Intestinal bacteria
The GI tract is home to a vast population of microbes, particularly in the more distal parts of the intestine. Gastrointestinal microbes are an important source of some vitamins.
For example, it has been estimated that approximately 1/4 of the total body folate in humans is derived from the bacterial flora of the gut. Also, the presence of a normal GI microflora is necessary for the development of normal intestinal mucosal structure. Finally, many species of bacteria assist in the fermentation and digestion of dietary fiber. Lactobacillus and Bifidobacter spp., for instance, are able to ferment complex polysaccharides such as inulin and fructo-oligosaccharides, generating short-chain fatty acids that are used as an energy source by the enterocytes.The GI tract microflora is made up of a mixture of aerobes, microaerobes, as well as facultative and obligate anaerobic bacteria. Much of the anaerobic flora is found in close association with the GI mucosa, making reproducible sampling of this flora difficult.
The normal canine intestinal microflora is highly complex, varying markedly from individual to individual and at differing points within the GI tract.8 Each individual appears to have a unique bacterial flora present within its GI tract, and based on longitudinal studies in several species, this flora is apparently quite stable in healthy individuals.

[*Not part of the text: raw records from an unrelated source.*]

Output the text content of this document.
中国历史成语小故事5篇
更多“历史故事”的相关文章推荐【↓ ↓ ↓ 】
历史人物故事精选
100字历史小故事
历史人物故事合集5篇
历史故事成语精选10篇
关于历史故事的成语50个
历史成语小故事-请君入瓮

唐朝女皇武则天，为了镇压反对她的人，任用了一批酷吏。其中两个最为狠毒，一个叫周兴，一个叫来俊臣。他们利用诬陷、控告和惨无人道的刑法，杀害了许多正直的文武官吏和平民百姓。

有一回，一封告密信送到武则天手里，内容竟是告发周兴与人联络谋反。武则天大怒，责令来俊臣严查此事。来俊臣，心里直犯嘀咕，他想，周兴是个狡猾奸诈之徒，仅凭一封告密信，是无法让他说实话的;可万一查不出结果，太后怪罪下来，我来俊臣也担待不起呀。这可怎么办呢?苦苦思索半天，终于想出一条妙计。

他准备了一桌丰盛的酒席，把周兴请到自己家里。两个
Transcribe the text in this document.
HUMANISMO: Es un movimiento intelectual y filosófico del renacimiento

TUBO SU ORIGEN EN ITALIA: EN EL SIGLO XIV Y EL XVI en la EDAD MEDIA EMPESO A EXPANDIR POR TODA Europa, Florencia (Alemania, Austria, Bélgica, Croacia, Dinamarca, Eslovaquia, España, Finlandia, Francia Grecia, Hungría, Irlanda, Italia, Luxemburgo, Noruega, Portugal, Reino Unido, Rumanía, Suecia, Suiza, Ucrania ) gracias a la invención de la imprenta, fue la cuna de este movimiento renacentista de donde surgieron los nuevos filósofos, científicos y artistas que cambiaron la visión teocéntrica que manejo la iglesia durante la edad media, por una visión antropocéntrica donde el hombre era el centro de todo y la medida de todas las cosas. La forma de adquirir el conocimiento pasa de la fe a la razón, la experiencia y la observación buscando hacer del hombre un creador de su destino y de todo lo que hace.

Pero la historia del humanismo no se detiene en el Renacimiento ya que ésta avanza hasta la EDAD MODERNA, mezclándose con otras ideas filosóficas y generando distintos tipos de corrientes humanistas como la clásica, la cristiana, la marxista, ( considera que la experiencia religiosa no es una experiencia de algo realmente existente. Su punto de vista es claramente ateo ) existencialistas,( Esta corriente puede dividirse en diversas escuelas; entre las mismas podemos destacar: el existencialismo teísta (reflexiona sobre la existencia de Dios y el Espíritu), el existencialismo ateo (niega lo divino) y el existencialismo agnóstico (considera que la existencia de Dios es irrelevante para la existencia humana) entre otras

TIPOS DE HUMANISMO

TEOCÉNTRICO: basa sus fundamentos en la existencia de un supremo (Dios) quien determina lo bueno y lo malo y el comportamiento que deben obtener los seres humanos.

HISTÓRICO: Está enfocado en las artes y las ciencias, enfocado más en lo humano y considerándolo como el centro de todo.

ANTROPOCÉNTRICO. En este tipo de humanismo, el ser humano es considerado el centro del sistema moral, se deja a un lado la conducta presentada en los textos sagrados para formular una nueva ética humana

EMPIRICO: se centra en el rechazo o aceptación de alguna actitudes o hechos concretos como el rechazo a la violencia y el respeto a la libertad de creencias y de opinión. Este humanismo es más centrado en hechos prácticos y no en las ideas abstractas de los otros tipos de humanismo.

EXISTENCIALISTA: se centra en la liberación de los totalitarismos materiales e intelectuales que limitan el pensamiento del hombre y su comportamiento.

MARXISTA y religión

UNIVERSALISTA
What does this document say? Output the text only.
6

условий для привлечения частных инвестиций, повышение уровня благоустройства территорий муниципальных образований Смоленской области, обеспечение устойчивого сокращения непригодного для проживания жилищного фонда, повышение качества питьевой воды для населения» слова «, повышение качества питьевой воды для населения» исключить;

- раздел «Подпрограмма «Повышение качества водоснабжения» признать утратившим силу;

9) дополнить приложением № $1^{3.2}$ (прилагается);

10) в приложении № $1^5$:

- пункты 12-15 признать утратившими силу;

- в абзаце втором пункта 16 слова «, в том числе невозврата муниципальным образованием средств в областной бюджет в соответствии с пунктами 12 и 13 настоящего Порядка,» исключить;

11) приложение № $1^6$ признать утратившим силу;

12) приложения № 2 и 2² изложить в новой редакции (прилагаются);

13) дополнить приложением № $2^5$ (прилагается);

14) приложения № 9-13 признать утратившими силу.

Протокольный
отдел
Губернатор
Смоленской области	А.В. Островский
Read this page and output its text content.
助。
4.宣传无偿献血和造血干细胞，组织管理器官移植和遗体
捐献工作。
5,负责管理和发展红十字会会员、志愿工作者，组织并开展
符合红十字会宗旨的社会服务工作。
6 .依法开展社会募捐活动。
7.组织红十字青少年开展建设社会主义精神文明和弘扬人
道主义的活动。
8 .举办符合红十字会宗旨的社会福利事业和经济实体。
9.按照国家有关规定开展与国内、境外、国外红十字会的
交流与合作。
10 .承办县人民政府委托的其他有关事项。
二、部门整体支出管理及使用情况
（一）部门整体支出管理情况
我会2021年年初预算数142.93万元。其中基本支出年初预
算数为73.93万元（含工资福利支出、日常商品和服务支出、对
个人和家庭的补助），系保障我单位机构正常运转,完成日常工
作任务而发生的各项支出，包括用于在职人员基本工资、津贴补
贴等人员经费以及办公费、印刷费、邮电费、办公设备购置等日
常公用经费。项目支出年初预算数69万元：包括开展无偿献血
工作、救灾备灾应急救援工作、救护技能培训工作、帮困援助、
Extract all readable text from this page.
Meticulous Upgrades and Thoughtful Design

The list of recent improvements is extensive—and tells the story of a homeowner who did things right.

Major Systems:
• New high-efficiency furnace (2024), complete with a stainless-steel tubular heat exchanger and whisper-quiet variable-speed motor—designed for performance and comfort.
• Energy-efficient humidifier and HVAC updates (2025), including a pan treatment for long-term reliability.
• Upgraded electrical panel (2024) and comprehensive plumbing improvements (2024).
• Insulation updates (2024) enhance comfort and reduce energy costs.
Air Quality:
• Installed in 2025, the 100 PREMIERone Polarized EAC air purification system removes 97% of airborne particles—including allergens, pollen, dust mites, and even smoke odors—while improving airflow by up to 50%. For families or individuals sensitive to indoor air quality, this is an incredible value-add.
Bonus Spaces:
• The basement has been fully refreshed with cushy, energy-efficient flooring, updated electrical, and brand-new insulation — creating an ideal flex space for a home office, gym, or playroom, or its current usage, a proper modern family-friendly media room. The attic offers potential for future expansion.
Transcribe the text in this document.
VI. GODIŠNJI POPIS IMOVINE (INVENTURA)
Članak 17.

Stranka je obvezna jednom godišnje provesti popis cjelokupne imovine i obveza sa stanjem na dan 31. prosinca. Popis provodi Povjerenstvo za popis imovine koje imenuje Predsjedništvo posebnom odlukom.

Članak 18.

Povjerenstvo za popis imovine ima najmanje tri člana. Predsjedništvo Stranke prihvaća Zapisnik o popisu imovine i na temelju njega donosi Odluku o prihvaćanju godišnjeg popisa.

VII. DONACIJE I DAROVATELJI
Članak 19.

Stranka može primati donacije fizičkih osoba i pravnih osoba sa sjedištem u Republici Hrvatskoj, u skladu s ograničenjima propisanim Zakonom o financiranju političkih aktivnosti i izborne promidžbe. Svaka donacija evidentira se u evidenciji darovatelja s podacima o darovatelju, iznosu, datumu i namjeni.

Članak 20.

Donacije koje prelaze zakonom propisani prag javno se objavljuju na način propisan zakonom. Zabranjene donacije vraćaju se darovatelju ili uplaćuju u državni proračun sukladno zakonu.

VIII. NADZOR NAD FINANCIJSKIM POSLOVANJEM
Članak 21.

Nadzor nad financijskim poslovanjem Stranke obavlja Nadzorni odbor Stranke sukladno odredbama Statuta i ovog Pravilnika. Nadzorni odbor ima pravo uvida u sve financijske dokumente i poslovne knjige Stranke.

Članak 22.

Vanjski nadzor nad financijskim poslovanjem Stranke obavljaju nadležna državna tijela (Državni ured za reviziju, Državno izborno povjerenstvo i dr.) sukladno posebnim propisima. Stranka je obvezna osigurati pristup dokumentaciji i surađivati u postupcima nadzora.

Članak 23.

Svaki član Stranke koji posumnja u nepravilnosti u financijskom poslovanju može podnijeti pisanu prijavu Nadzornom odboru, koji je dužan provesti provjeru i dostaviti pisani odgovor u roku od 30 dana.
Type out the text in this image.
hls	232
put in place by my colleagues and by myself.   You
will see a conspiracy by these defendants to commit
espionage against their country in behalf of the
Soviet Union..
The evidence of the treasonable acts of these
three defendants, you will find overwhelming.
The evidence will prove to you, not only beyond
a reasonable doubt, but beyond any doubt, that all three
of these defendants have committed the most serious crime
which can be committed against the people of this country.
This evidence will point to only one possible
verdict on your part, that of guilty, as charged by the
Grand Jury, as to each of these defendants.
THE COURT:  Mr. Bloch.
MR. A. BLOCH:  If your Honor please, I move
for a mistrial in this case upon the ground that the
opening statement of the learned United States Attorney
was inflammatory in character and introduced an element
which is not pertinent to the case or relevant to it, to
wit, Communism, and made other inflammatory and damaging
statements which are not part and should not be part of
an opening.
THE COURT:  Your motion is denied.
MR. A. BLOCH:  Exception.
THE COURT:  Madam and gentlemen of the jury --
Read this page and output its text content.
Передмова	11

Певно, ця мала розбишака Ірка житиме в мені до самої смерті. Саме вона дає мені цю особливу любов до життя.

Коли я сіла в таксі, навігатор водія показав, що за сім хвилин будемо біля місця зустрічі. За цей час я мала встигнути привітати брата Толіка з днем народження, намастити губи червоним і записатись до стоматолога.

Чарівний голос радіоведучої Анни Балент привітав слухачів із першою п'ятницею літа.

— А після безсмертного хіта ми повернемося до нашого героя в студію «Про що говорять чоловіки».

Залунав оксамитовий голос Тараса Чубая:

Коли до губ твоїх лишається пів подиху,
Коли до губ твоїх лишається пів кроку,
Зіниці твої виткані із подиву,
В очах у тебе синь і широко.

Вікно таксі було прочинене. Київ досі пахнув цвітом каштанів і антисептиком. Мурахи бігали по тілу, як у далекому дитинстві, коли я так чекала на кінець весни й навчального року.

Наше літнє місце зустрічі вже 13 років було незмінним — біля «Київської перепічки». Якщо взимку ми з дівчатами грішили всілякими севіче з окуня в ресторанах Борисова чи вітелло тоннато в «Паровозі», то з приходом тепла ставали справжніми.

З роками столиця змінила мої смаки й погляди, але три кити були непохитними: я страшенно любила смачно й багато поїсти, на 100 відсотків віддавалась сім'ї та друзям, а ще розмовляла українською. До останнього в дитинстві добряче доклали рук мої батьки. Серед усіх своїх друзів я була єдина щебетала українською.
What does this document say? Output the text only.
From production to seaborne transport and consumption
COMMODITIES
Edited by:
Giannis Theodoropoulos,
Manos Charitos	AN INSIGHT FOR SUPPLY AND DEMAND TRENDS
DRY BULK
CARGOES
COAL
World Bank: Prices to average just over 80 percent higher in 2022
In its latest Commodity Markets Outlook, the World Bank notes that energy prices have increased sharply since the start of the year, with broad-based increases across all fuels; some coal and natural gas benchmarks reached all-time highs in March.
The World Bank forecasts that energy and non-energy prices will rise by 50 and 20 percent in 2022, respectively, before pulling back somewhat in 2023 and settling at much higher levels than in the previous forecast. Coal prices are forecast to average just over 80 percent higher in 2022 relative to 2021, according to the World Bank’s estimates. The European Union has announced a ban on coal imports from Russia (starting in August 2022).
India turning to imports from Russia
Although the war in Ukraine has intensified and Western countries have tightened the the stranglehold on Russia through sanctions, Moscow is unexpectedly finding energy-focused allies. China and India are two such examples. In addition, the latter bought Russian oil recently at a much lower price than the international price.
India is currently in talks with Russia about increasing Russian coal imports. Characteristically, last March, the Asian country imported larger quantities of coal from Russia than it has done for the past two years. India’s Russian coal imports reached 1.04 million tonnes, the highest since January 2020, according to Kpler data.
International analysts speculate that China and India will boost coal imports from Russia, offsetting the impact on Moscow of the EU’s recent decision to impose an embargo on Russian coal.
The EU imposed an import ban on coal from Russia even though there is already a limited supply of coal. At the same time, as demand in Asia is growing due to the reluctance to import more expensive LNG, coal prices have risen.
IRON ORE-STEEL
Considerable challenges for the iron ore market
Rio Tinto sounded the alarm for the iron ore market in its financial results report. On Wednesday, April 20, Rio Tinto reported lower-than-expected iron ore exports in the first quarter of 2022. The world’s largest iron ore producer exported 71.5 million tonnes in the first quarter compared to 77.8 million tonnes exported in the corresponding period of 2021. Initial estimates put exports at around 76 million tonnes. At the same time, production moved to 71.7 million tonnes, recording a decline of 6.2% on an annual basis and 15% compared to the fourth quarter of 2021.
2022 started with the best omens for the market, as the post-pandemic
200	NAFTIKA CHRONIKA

The normal bacterial content in the feline small intestine has not been thoroughly explored, but it appears that, in comparison to dogs, the total number of bacteria in the small intestine and the proportion of obligate anaerobic bacteria are greater in the cat.9,10 While the actual organisms present were not defined, experimental work investigating the effects of diet and antibiotic therapy on serum markers of intestinal bacterial biomass in cats, such as serum cobalamin and folate concentrations, suggest that the normal flora in the cat is stable and resilient, with serum markers returning to pre-treatment concentrations rapidly after withdrawal of antibiotic ther- apy.11
While the GI microflora is an integral part of the normal intestinal physiology, it also contains many organisms that are potential pathogens. Bacterial translocation across the GI mucosa is a major cause of sepsis in critically ill patients.
The GI tract itself is susceptible to infection by specific, identified pathogens from contaminated food or the environment, such as Salmonella spp., which can lead to GI disease.The presence of an increased biomass of bacteria in the GI tract may also be associated with intestinal disease (see 5.3.8). This increase in biomass may occur due to the loss of normal regulatory mechanisms that control the size of the intestinal bacterial population. Loss of gastric acid (for instance, from the long-term use of antacid medications), loss of antibacterial pancreatic secretions in exocrine pancreatic insufficiency, secretory IgA deficiency, and suppression of mucosal cellular immunity may all be associated with an increase in the total bacterial biomass present within the small intestine. This increased bacterial biomass may then exert adverse effects on the host animal through increased competition for limiting nutrients, increased production of toxic metabolites from bile acids and nutrients, or direct invasion of the mucosa and production of bacterial exotoxins.12
O Key Facts
■ Physiological regulation of the intestine involves complex interactions between the endocrine, neural, and immune systems that are specific to the intestine.
■ The villus is the functional unit of the small intestine. Diseases affecting the villus are associated with diarrhea and malabsorption.
■ The gastrointestinal microflora plays an integral part in normal intestinal physiology.